Autumn: “It was scary because everything like changed because every morning when I was about to go to school I didn’t see my dad, and I usually see my dad when I wake up and I was really, really scared that like one day when I’m in school I might not see my dad and he might be dying in the hospital.”

Several attempts at surgery were made.  

“I had lost 37 ½ units of blood and they had to abort the surgery and told me that is couldn’t be done.”

He was told to go home and prepare for the end. But ironically, after searching for treatment at hospitals across the nation, Shawn’s salvation came in his own hometown in the hands of Dr. James Gregory and his colleagues at Conemaugh Surgical Associates.

Dr. Gregory: “He’s very grateful that we were willing to take the chance. To be honest he had come to the point in his life where he would have actually rather have died in the operating room then continue with the problem he had.”

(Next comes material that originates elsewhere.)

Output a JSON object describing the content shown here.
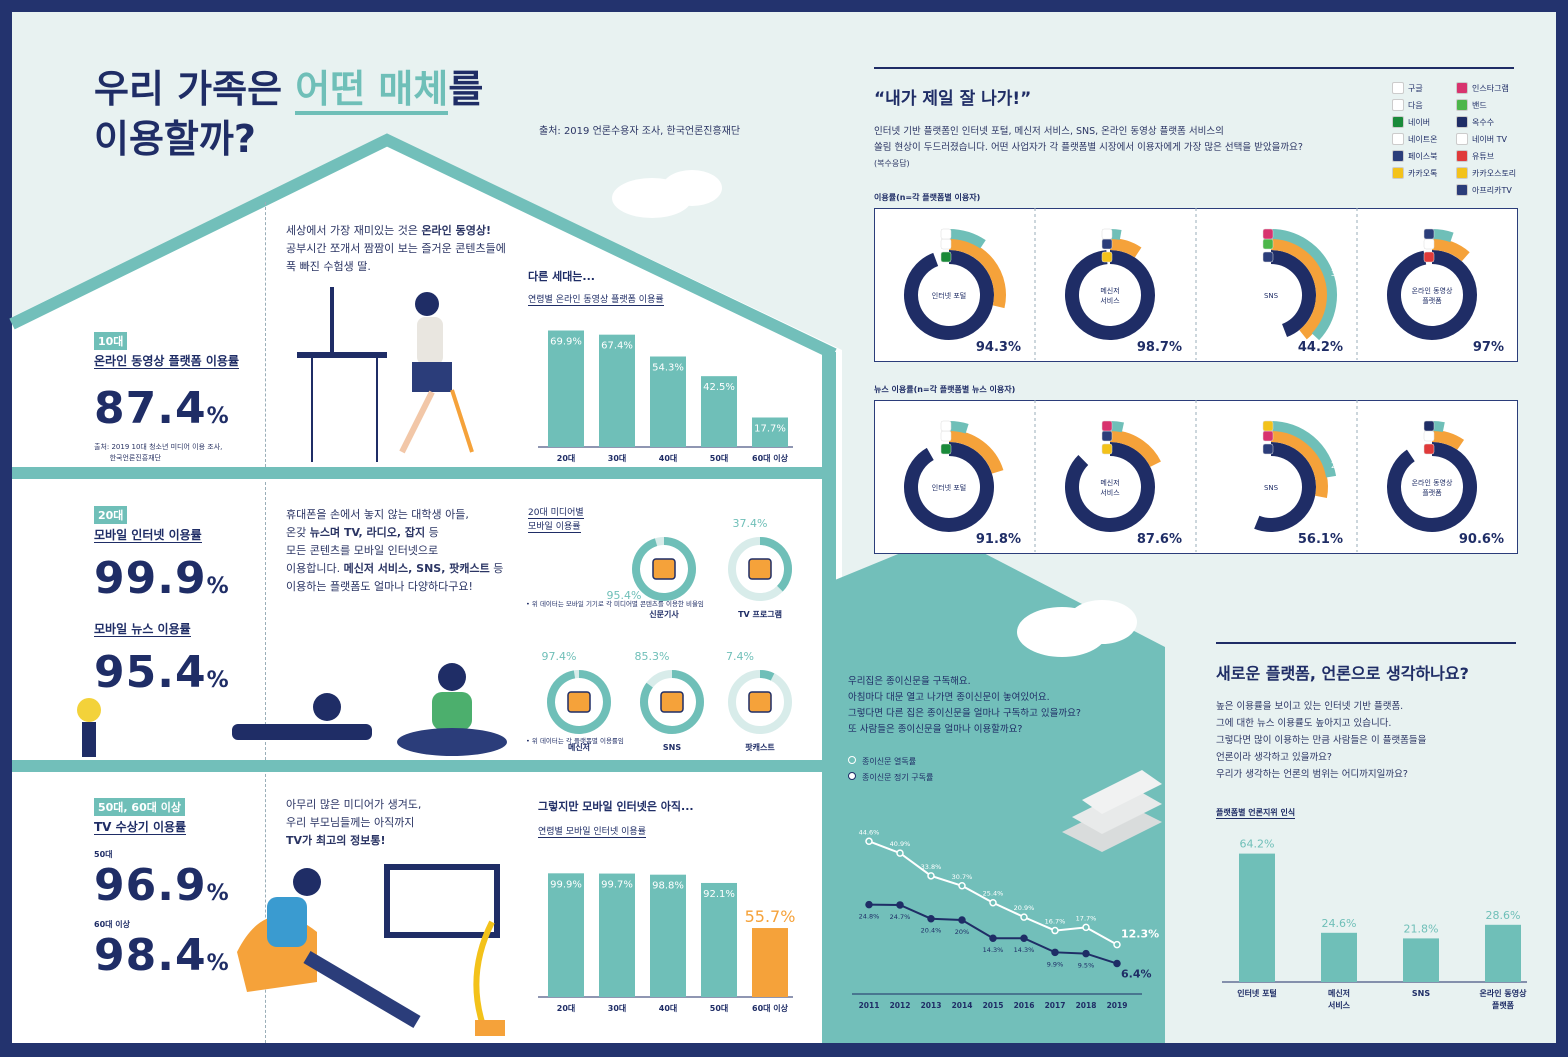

This time the surgery was a success.

Shawn Toth: “I truly believe that, you know, God brought Dr. Gregory here to Johnstown to help me.”

“To fly through the surgery like he did and to be able to have the outcomes that I have now is just amazing. I mean there is just no other words to describe it.”

Amazing results, thanks to a surgical team that has brought a new level of expertise to our area and to the people of Central Pennsylvania.

Dr. Gregory: “The recuperative period afterwards is on the order of about two months and so that is a long time for a family to be committed to going back and forth to a major institution someplace else. So from geography standpoint, for patients to get this surgery here and have the same results that they would at another university center is a great advantage I think to people in this area who, you know, traveling is difficult here.”

Shawn is now being weaned off of the pain medication that he needed to make it through the past decade. He’s looking forward to a possible career in healthcare and making up for lost time with his girls.

Shawn Toth: “When you are used to something for ten years, telling you that you couldn’t do this and, you know, robbing you of everything that you enjoy in your life and then you’re given it back, what can you say? I mean that’s the best gift that you could every ask for.”

Autumn: “ I want to say thank you because if they didn’t do, get his pancreas out, then he would probably die and I would, that’s the last thing I would want him to do.”  

Amy Bradley: Such a great story. To learn more about different types of surgery you can check out our website www.conemaugh.org. There you will also be able to watch a longer, more in-depth interviews with the physicians we spoke with for this program. 

Coming up …. Can cooling the body help prevent brain injury? See this new technology in use today at Memorial. But first throughout our show we’d like to give you a glimpse at our HealthGrades report card, and hear what it means to the doctors and caregivers who provide such excellent care. 

ORTHOPEDICS

  • Ranked in the Top-10 in PA for overall Orthopedic Services (out of 260 PA hospitals)
  • 5 Star Rated for Joint Replacement - 2008
  • 5 Star Rated for Total Knee Replacement - 2008
  • 5 Star Rated for Hip Fracture Repair - 2007, 2008

Dr. Katz: “I think that all the departments of surgery or all the divisions in the Department of Surgery at Memorial perform high quality work, and we offer the latest in terms of technology and in terms of procedures here at Memorial in Johnstown.”